One big questions for example is that if FD-SOI is so good, why isn't Intel doing it? The site explains that as an integrated device manufacturer, Intel had to make a choice in 2004 between FinFET or planar FD-SOI. The latter wasn't even a real choice at that point so the chip giant went FinFET.
Chenming Hu, professor of microelectronics at University of California, Berkeley, wrote papers on FinFETs and ultra-thin body silicon on insulator (UTB-SOI) as early as the late 1990’s. Hu, chief technology officer of TSMC between 2001 and 2004, recently wrote in Advanced Substrate News, “When we first invented the [FD-SOI] concept in 2000, the availability of SOI substrates [that requires a very thin top layer of silicon] was the major obstacle. The final silicon layer thickness had to be about a quarter to a third of the gate length.”

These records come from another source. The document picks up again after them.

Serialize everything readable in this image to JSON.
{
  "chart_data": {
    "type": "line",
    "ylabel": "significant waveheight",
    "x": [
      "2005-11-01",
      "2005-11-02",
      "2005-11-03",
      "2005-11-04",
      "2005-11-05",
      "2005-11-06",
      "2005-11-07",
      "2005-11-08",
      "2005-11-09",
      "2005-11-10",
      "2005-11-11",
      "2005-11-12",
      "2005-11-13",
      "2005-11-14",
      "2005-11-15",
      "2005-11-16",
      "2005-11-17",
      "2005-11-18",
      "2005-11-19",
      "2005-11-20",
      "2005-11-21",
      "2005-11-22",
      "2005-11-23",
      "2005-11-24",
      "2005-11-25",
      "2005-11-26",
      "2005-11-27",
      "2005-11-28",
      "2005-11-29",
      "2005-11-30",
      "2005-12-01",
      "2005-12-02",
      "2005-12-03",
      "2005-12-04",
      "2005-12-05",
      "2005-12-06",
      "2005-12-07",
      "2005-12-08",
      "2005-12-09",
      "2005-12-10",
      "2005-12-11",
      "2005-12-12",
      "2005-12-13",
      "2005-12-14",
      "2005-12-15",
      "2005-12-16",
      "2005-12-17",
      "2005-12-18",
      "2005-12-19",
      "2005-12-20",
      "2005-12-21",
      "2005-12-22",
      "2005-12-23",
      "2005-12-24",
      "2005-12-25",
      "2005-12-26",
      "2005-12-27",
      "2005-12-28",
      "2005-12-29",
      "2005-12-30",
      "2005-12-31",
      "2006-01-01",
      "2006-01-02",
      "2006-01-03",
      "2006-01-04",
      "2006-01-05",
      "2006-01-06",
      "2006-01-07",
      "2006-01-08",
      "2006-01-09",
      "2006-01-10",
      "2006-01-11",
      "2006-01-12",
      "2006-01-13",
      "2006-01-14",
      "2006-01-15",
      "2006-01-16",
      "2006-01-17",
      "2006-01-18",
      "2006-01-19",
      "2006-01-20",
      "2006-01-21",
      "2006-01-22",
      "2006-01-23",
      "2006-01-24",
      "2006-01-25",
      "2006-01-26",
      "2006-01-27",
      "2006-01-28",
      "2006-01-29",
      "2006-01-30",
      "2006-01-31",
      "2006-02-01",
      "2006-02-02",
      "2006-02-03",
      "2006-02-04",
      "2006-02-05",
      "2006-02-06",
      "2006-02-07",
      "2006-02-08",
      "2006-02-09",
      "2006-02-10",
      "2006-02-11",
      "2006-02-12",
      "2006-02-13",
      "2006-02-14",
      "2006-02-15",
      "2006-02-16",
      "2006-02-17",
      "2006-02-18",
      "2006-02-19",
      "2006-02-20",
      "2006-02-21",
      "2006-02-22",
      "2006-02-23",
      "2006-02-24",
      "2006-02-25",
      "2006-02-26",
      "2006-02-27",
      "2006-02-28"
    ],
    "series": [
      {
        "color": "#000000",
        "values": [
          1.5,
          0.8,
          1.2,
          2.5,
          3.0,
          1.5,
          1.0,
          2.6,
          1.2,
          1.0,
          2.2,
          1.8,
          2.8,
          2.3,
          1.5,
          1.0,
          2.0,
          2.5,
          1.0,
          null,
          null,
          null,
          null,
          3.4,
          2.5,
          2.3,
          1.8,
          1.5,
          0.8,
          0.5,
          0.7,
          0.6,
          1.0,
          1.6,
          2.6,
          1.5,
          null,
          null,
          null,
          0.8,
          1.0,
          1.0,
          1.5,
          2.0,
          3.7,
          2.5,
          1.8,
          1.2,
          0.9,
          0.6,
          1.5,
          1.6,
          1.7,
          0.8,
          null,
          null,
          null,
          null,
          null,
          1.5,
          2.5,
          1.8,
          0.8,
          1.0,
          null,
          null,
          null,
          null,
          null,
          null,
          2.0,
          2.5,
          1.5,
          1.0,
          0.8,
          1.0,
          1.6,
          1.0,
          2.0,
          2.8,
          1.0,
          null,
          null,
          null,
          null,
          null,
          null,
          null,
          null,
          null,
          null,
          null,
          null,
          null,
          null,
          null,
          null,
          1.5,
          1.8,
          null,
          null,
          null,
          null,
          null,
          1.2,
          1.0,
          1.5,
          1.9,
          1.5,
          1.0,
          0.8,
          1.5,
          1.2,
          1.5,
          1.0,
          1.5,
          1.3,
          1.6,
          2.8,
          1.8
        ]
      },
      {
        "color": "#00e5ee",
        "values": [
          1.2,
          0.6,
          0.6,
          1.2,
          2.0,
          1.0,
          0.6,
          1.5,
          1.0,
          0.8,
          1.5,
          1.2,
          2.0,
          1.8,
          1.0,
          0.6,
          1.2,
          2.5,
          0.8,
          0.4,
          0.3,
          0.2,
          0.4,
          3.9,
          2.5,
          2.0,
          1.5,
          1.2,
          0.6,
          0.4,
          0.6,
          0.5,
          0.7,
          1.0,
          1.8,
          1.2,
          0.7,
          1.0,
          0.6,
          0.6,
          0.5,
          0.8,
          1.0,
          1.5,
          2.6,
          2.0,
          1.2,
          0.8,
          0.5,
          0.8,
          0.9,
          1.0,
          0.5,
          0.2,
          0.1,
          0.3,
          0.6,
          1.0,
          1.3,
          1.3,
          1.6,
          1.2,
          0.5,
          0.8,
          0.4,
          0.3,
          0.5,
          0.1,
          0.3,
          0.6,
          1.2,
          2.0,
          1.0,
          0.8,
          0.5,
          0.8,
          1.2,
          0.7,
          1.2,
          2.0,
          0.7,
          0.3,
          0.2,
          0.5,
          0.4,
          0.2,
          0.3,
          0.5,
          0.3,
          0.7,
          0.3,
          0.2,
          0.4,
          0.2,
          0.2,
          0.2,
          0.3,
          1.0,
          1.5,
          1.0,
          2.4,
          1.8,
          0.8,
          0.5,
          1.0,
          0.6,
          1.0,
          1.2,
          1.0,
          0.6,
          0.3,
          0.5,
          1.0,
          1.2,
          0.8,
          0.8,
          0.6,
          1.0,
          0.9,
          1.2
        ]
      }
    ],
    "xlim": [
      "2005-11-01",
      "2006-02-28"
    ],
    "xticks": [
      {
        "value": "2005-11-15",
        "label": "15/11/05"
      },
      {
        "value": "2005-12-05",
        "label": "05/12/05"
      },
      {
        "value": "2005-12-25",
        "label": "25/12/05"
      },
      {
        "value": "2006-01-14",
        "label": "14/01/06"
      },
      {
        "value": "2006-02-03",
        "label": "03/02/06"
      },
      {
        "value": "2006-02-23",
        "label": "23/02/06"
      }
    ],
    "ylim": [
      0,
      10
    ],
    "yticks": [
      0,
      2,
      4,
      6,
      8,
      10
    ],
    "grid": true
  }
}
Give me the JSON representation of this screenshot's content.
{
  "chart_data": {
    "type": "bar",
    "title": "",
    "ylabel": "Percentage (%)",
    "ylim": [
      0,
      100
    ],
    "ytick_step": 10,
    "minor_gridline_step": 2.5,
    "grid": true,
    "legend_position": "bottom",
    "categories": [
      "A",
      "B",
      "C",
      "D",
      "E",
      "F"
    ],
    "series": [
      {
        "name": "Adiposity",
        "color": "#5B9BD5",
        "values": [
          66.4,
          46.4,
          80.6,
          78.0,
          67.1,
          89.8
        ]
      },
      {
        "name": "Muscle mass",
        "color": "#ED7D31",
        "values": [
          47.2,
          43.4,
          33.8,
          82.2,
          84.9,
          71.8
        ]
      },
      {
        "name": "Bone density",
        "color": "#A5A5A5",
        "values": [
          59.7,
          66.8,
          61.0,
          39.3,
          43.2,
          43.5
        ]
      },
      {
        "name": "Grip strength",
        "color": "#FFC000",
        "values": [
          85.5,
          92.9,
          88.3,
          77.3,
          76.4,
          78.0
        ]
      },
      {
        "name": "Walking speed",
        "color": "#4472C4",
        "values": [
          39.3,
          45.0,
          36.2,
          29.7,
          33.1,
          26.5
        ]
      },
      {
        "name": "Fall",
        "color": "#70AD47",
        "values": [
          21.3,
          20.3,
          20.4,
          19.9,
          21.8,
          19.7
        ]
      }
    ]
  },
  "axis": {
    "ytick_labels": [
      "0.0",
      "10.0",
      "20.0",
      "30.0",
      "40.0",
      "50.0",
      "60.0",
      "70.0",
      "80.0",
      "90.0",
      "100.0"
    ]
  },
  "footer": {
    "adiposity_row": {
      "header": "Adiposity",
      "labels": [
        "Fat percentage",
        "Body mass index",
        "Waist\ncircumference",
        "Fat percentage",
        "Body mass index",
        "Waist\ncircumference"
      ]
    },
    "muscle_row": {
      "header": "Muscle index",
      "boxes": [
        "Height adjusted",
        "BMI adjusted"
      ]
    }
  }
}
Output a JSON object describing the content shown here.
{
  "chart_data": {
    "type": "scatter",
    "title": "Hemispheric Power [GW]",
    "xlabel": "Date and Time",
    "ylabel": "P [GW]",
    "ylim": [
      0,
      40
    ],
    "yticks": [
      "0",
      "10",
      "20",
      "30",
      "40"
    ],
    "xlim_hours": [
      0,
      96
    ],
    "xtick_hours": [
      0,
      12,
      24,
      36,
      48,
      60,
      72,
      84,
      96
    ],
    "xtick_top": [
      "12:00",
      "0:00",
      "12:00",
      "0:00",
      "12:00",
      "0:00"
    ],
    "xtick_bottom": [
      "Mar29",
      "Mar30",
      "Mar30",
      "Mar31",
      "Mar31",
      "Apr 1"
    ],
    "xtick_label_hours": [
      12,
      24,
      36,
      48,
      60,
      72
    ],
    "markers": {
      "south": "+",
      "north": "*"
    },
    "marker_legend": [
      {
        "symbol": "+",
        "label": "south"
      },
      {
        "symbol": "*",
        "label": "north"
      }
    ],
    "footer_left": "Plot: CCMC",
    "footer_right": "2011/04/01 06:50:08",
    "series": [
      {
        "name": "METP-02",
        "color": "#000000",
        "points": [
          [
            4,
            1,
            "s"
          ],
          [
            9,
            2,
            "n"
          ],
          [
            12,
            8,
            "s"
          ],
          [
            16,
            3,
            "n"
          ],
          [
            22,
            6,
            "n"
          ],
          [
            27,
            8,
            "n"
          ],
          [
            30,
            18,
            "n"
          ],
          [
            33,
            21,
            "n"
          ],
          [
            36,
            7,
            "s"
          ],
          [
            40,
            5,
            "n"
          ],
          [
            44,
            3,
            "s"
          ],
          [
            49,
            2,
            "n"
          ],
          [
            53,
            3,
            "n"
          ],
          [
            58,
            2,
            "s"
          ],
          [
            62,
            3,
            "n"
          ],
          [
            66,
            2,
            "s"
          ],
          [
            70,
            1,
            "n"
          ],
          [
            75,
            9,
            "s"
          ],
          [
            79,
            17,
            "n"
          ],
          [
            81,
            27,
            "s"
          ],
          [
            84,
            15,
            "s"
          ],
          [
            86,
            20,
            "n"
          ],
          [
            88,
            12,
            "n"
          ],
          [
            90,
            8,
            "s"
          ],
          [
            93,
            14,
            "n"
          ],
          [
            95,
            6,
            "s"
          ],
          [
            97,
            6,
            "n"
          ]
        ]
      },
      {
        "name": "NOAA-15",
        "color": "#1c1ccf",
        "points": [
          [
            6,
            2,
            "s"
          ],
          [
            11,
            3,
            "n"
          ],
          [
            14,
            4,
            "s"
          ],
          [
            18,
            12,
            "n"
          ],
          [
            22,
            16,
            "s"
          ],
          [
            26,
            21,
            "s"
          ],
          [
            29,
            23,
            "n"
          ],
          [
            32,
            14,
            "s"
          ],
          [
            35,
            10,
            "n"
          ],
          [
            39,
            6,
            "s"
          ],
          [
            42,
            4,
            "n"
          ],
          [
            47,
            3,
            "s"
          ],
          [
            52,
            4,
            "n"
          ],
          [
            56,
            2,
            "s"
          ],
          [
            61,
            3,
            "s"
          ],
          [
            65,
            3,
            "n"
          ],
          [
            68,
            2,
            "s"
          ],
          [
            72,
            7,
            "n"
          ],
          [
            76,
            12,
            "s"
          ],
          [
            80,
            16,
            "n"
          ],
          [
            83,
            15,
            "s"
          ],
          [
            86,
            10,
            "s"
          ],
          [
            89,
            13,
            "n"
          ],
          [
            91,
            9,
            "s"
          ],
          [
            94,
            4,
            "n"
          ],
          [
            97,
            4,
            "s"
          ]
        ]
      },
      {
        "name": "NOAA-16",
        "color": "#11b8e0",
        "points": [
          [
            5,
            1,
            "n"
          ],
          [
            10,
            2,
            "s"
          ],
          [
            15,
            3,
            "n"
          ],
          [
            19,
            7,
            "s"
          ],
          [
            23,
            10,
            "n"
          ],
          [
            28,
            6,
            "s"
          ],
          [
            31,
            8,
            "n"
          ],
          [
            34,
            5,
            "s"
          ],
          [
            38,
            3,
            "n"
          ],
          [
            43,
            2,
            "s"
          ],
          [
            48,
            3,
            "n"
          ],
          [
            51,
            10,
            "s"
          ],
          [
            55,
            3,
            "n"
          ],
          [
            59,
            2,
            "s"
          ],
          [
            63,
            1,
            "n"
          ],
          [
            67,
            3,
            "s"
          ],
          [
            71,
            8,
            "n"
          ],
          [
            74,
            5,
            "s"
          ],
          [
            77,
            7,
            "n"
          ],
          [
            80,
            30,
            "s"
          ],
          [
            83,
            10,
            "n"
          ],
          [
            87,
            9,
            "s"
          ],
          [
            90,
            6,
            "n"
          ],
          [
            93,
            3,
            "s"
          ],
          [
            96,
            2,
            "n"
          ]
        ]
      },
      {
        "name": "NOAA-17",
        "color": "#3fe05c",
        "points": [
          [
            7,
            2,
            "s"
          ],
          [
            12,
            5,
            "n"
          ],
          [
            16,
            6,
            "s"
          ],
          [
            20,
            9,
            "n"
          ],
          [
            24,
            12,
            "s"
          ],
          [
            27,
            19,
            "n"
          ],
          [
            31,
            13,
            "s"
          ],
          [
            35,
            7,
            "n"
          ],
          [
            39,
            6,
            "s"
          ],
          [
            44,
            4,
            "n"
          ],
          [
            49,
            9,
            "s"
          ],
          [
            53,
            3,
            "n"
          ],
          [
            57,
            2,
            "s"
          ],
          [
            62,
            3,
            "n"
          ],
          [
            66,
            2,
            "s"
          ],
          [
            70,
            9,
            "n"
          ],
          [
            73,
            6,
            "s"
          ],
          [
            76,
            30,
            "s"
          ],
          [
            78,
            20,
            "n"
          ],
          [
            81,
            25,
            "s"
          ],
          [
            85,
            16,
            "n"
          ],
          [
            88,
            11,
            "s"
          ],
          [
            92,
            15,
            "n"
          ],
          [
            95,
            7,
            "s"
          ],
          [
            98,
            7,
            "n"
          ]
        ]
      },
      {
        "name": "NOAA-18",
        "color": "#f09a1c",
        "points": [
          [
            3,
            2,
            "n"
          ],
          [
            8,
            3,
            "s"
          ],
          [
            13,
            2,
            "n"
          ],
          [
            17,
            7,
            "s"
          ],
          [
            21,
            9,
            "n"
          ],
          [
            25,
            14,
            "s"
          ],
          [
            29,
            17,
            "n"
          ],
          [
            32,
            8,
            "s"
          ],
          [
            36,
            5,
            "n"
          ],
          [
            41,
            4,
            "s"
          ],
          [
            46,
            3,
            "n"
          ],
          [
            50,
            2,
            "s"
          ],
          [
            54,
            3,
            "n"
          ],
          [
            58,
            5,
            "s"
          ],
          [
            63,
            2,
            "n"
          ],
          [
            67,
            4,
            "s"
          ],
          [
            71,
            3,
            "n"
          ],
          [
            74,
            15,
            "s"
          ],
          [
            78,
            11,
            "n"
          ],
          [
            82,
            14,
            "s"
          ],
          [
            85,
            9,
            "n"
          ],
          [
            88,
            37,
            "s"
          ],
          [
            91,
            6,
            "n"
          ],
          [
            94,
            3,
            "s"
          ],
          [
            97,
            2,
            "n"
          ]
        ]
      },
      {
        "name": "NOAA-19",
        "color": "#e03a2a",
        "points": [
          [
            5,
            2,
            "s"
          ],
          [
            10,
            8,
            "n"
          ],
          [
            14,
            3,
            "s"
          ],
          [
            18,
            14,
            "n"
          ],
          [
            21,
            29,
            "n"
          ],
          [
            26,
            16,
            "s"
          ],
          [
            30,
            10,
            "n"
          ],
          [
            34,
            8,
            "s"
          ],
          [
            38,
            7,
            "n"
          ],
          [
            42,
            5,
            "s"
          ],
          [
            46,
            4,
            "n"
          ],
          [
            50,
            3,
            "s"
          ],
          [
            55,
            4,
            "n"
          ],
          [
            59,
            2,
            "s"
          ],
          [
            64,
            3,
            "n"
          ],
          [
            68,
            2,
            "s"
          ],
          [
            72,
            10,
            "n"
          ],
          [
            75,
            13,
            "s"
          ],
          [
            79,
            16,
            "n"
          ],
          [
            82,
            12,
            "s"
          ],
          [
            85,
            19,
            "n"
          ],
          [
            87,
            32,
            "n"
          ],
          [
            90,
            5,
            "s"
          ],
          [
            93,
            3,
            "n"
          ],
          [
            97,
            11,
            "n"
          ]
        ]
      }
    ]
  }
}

As an integrated device manufacturer, Intel had to make a choice in 2004 between FinFET or planar FD-SOI. At that point, FD-SOI wasn’t even a real choice.
Hu noted, later, “Soitec has surmounted the wafer challenge and with that, commercial production can now become a reality,” but that reality didn’t really arrive until a few years ago. For fabless chip companies, FD-SOI is a real choice today. But for Intel, that train has already left the station.